The Minister said that it is not just about the money. She said that it is about returning dignity to the Jamaican people for the suffering endured by the ancestors and noted that there are other forms of reparations such as debt forgiveness.
“The National Council on Reparations is in the process of finalising a petition to King Charles III in accordance with section 4 of the Privy Council Act for him to seek the counsel of the Privy Council in declaring that the people of Jamaica, descendants of enslaved ancestors deserve that their historical plight be remedied through various forms of reparations,” she added.
“There are at least ten points that, through CARICOM, we will pursue,” she highlighted, stressing that seeking reparations is about setting things right for Jamaicans to advance and prosper.

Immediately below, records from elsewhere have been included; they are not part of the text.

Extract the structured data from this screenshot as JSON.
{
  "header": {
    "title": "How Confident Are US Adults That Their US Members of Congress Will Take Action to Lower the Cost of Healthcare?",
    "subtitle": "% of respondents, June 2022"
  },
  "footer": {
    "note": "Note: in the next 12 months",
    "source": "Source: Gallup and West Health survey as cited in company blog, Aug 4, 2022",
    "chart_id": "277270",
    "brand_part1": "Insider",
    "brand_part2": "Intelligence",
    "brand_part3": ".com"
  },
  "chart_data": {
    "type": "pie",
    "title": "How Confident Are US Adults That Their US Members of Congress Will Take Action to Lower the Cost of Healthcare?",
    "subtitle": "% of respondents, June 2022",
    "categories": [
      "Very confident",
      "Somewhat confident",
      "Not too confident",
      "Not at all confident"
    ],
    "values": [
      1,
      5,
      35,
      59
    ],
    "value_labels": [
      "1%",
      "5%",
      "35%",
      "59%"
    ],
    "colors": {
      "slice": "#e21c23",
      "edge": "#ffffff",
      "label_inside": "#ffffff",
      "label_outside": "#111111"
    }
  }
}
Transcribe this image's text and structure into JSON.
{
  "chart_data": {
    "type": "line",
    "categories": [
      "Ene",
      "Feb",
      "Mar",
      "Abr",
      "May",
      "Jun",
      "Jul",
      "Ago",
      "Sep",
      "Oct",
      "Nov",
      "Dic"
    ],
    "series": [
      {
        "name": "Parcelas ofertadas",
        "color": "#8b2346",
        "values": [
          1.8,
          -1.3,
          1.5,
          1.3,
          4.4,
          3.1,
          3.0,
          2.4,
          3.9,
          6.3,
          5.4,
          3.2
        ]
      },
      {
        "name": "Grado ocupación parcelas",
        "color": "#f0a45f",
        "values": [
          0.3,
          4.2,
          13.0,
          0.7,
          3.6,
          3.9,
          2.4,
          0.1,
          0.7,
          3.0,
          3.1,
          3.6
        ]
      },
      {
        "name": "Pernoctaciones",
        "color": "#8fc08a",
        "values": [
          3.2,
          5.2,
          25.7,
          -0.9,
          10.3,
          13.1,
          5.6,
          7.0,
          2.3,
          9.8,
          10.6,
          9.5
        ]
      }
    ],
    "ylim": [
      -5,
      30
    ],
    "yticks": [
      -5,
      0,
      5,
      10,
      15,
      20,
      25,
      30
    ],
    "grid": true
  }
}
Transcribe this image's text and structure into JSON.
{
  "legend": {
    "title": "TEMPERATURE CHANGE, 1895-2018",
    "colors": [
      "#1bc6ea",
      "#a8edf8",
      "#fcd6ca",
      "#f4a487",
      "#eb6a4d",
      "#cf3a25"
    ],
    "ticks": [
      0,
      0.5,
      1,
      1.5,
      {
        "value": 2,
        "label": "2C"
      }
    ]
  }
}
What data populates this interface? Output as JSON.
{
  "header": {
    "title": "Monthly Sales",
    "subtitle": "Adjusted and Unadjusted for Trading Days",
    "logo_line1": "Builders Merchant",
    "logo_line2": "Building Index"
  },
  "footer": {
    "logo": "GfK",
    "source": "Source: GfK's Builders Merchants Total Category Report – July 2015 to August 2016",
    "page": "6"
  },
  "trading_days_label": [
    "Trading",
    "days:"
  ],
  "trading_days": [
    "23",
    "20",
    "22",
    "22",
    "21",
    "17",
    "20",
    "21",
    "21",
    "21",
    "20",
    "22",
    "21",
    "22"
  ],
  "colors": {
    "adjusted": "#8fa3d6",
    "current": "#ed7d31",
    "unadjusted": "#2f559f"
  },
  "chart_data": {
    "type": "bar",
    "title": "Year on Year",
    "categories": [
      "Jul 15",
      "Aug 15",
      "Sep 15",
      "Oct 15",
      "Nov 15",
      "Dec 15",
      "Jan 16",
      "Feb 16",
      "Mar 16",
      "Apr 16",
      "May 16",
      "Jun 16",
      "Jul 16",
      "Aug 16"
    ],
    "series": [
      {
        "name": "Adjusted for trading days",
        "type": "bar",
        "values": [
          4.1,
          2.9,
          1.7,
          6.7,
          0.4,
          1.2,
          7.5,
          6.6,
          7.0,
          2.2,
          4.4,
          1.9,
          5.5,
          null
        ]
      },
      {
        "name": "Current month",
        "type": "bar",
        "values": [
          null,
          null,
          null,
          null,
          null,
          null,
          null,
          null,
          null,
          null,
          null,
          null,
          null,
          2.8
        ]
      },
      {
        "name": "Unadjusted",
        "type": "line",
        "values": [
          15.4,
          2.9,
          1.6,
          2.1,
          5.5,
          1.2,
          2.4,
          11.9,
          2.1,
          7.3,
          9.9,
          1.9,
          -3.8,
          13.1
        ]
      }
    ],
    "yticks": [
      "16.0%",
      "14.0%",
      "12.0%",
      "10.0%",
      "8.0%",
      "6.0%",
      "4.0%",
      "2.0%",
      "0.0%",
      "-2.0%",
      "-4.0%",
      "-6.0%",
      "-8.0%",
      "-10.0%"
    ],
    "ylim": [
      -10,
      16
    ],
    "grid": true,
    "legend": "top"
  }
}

“The promotion of reparations is an idea whose time has come and we are determined to take advantage of the moment as we are setting things right. We have been heartened by the gestures being made by an increasing number of people and institutions in the United Kingdom (UK) who are declaring the desire to provide reparations for their ancestors’ role in African trafficking and enslavement. At this time, we call on the government of the UK to do the same,” she shared.
National Day of Remembrance of the Victims of Chattel Enslavement and Transatlantic Trafficking in Africans
The Minister also spoke about the annual commemoration of the National Day of Remembrance of the Victims of Chattel Enslavement and Transatlantic Trafficking in Africans.
“On this day, we will reflect on and remember our ancestors, many of who suffered and died to make us free. They must never be forgotten,” she said.
Grange was speaking about the act of memoralisation and how it “ensures that we always remember important people and events but it also helps to ensure that certain challenging and horrific parts of our history are never repeated.”
The National Day of Remembrance of the Victims of Chattel Enslavement and Transatlantic Trafficking in Africans was proclaimed earlier this year by Governor General, Sir Patrick Allen.